Minerva lo había intentado todo. Antes de caer en el sueño probó a explorar las emociones. Intentó suerte en el amor, se rodeó de amigos y hasta probó con el riesgo. Finalmente, una mañana en que podía sentir como el blanco cegador del techo la asfixiaba, concluyó que todo, hasta el miedo, el dolor, la adrenalina o el placer, son idénticos una y otra vez. Sólo cambiamos el momento en el tiempo en que consumimos cada emoción. La emoción es la misma, estaba segura de ello… Y saber esto la llevó a vagar. Vivir sin cuestionar. Se sentía como en el cine, una y otra vez la misma película, el mismo final. Perdió interés. Aprendió a fingirse, mientras dormía. Todos estaban contentos pues había cesado la angustia que sus estados provocaban en mamá. Nadie sospechaba su sueño. A veces casi ni ella misma.

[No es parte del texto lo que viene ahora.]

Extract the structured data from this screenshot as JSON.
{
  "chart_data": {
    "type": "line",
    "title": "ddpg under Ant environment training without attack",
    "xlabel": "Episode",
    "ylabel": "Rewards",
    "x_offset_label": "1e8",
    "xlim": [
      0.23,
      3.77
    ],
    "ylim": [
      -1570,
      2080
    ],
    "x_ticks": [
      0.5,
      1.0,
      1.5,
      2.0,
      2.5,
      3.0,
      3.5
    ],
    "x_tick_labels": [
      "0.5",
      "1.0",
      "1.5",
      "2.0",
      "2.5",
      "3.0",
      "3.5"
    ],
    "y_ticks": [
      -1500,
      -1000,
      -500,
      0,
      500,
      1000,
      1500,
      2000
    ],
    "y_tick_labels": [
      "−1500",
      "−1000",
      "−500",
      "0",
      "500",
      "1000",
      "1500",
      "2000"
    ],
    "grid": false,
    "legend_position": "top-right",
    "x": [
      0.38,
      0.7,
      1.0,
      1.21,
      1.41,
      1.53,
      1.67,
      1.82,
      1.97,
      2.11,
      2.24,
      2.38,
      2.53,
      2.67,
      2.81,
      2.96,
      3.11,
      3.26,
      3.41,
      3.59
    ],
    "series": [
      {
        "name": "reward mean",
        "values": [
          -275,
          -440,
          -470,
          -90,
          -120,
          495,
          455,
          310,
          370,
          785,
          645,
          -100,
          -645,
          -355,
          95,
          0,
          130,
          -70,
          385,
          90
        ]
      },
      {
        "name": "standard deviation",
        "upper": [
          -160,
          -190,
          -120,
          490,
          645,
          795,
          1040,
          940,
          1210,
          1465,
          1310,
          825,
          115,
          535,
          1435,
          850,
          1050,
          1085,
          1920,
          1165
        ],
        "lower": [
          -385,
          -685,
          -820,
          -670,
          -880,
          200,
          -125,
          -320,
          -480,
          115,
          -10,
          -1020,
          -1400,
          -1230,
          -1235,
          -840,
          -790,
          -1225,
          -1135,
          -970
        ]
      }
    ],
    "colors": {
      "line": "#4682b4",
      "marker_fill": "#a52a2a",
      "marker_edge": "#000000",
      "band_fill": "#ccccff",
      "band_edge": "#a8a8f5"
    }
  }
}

Antón colgó el teléfono. Se sonrió para sus adentros: “este año gana la Lupe”. Era de común conocimiento la férrea discrepancia sobre la preparación del pavo navideño que mantenían mamá y Lupe. Para mamá congelarlo de forma previa, aseguraba una carne más tierna y mejor conservación. Para Lupe, gran cocinera en el hotel de su pueblo natal, esto era poco menos que un sacrilegio, pues congelar el pavo le restaba sabor luego. Tras años de relación una y otra contendiente se daban tregua en su coexistencia. Este año, fresco: punto para Lupe.
Aún el frenazo no despertó a Minerva. La mirada de Lupe alcanzó sus dormidos ojos, mientras Minerva tiraba del cuerpo de la mujer empotrado entre las ruedas de su coche. La sorpresa de lo inesperado comenzaba a despertarla cuando al fijarse en sus ojos lo adivinó: la vio, diferente a todo, emocionante y más real que todo lo visto hasta entonces. Quiso experimentarla y no pudo, mientras el cuerpo de Lupe se asía a vivir la muerte, observada por sus envidiosos ojos.
A sus espaldas Antón aún sujetaba el pesado pavo congelado que su olvido hurtó a la estadística de Minerva.
– No será fresco -pensó Minerva-, cerrando nuevamente los ojos.